Egyptian political parties want the military council to activate a "Treason Law" issued in the 1950s to fight political corruption and abuse of office. In August the government revived an amended version of the law, state news agency MENA reported. It was sent to the military council but has yet to be approved.
Under the law, any government official, member of parliament or minister may be punished for abuse of power if they, their relatives or acquaintances benefited from any public office they had held. Activists said the law would effectively bar many Mubarak loyalists from running for office for another 10 years.
PROTESTS
Activists who led protests that ousted Mubarak have been rallying Egyptians to join the demonstration aimed at pressing the military council to scrap the emergency laws. They also demanded a clear road map for handing power to civilians that includes a date for presidential elections.
Activists have staged a series of small, spontaneous demonstrations across Cairo this week in what analysts say could mark a return to the tactics of the January 25 uprising.
"We are returning to civil resistance as we see Mubarak's regime still in place," said Mahmoud Afify, a spokesman for the April 6 Movement, which helped to lead the uprising.
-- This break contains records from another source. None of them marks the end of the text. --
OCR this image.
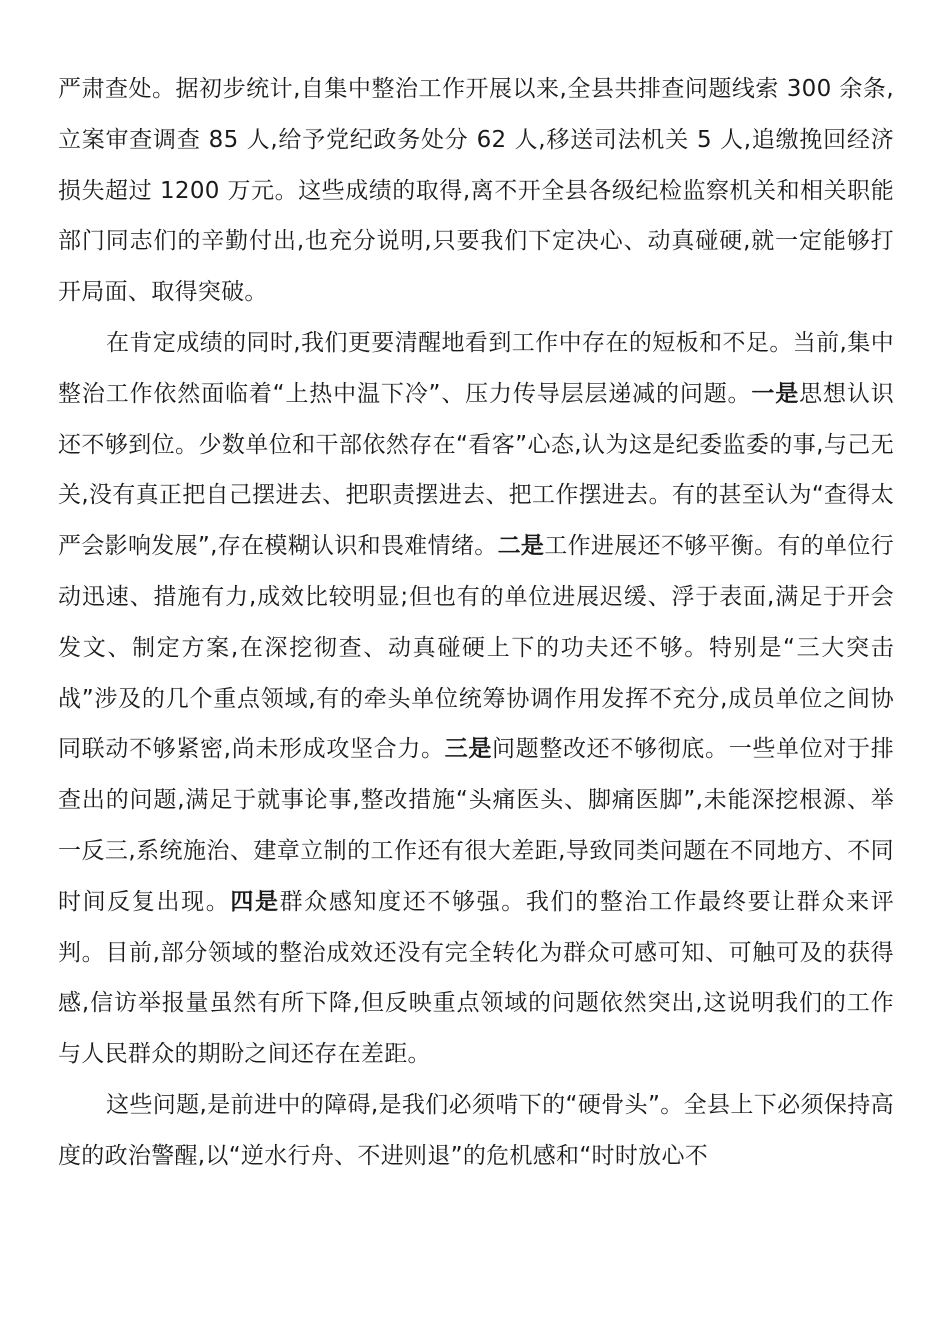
严肃查处。据初步统计,自集中整治工作开展以来,全县共排查问题线索 300 余条,立案审查调查 85 人,给予党纪政务处分 62 人,移送司法机关 5 人,追缴挽回经济损失超过 1200 万元。这些成绩的取得,离不开全县各级纪检监察机关和相关职能部门同志们的辛勤付出,也充分说明,只要我们下定决心、动真碰硬,就一定能够打开局面、取得突破。

在肯定成绩的同时,我们更要清醒地看到工作中存在的短板和不足。当前,集中整治工作依然面临着“上热中温下冷”、压力传导层层递减的问题。一是思想认识还不够到位。少数单位和干部依然存在“看客”心态,认为这是纪委监委的事,与己无关,没有真正把自己摆进去、把职责摆进去、把工作摆进去。有的甚至认为“查得太严会影响发展”,存在模糊认识和畏难情绪。二是工作进展还不够平衡。有的单位行动迅速、措施有力,成效比较明显;但也有的单位进展迟缓、浮于表面,满足于开会发文、制定方案,在深挖彻查、动真碰硬上下的功夫还不够。特别是“三大突击战”涉及的几个重点领域,有的牵头单位统筹协调作用发挥不充分,成员单位之间协同联动不够紧密,尚未形成攻坚合力。三是问题整改还不够彻底。一些单位对于排查出的问题,满足于就事论事,整改措施“头痛医头、脚痛医脚”,未能深挖根源、举一反三,系统施治、建章立制的工作还有很大差距,导致同类问题在不同地方、不同时间反复出现。四是群众感知度还不够强。我们的整治工作最终要让群众来评判。目前,部分领域的整治成效还没有完全转化为群众可感可知、可触可及的获得感,信访举报量虽然有所下降,但反映重点领域的问题依然突出,这说明我们的工作与人民群众的期盼之间还存在差距。

这些问题,是前进中的障碍,是我们必须啃下的“硬骨头”。全县上下必须保持高度的政治警醒,以“逆水行舟、不进则退”的危机感和“时时放心不
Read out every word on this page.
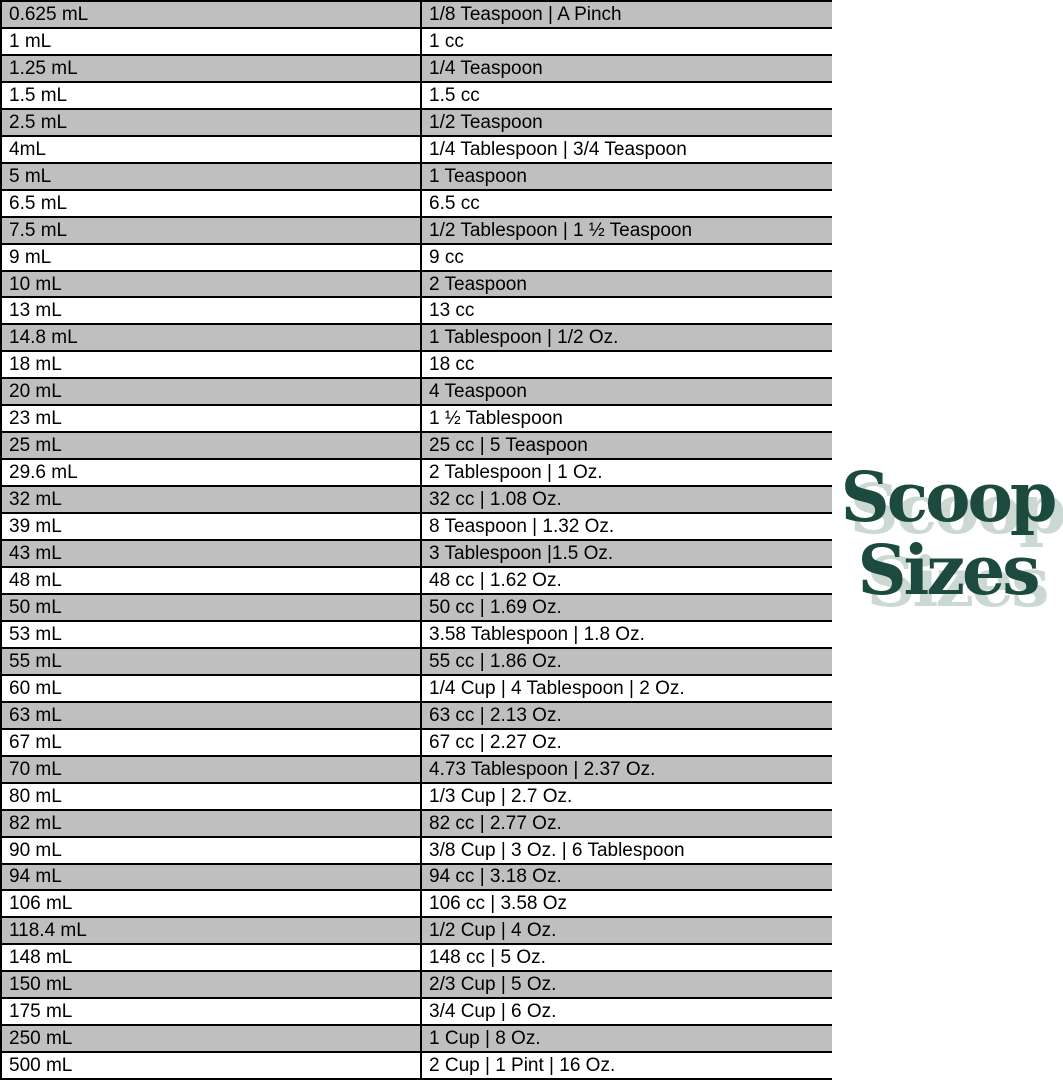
0.625 mL	1/8 Teaspoon | A Pinch
1 mL	1 cc
1.25 mL	1/4 Teaspoon
1.5 mL	1.5 cc
2.5 mL	1/2 Teaspoon
4mL	1/4 Tablespoon | 3/4 Teaspoon
5 mL	1 Teaspoon
6.5 mL	6.5 cc
7.5 mL	1/2 Tablespoon | 1 ½ Teaspoon
9 mL	9 cc
10 mL	2 Teaspoon
13 mL	13 cc
14.8 mL	1 Tablespoon | 1/2 Oz.
18 mL	18 cc
20 mL	4 Teaspoon
23 mL	1 ½ Tablespoon
25 mL	25 cc | 5 Teaspoon
29.6 mL	2 Tablespoon | 1 Oz.
32 mL	32 cc | 1.08 Oz.
39 mL	8 Teaspoon | 1.32 Oz.
43 mL	3 Tablespoon |1.5 Oz.
48 mL	48 cc | 1.62 Oz.
50 mL	50 cc | 1.69 Oz.
53 mL	3.58 Tablespoon | 1.8 Oz.
55 mL	55 cc | 1.86 Oz.
60 mL	1/4 Cup | 4 Tablespoon | 2 Oz.
63 mL	63 cc | 2.13 Oz.
67 mL	67 cc | 2.27 Oz.
70 mL	4.73 Tablespoon | 2.37 Oz.
80 mL	1/3 Cup | 2.7 Oz.
82 mL	82 cc | 2.77 Oz.
90 mL	3/8 Cup | 3 Oz. | 6 Tablespoon
94 mL	94 cc | 3.18 Oz.
106 mL	106 cc | 3.58 Oz
118.4 mL	1/2 Cup | 4 Oz.
148 mL	148 cc | 5 Oz.
150 mL	2/3 Cup | 5 Oz.
175 mL	3/4 Cup | 6 Oz.
250 mL	1 Cup | 8 Oz.
500 mL	2 Cup | 1 Pint | 16 Oz.
Scoop
Sizes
The military council has portrayed itself as the protector of the revolution but has increasingly come under pressure to hand over power to civilians quickly.
Activists have called for a massive protest on Tahrir Square, center of the uprising that ousted Mubarak, with activists hoping it would be one of the biggest since February. Egypt's benchmark stock index ended at a 29-month low because of worries about Friday's protests.
Political parties want elections to be held on the basis of an all party-based proportional list system, rather than a mixed system which they say will allow Mubarak loyalists to use their wealth and tribal influence to buy their way to parliament.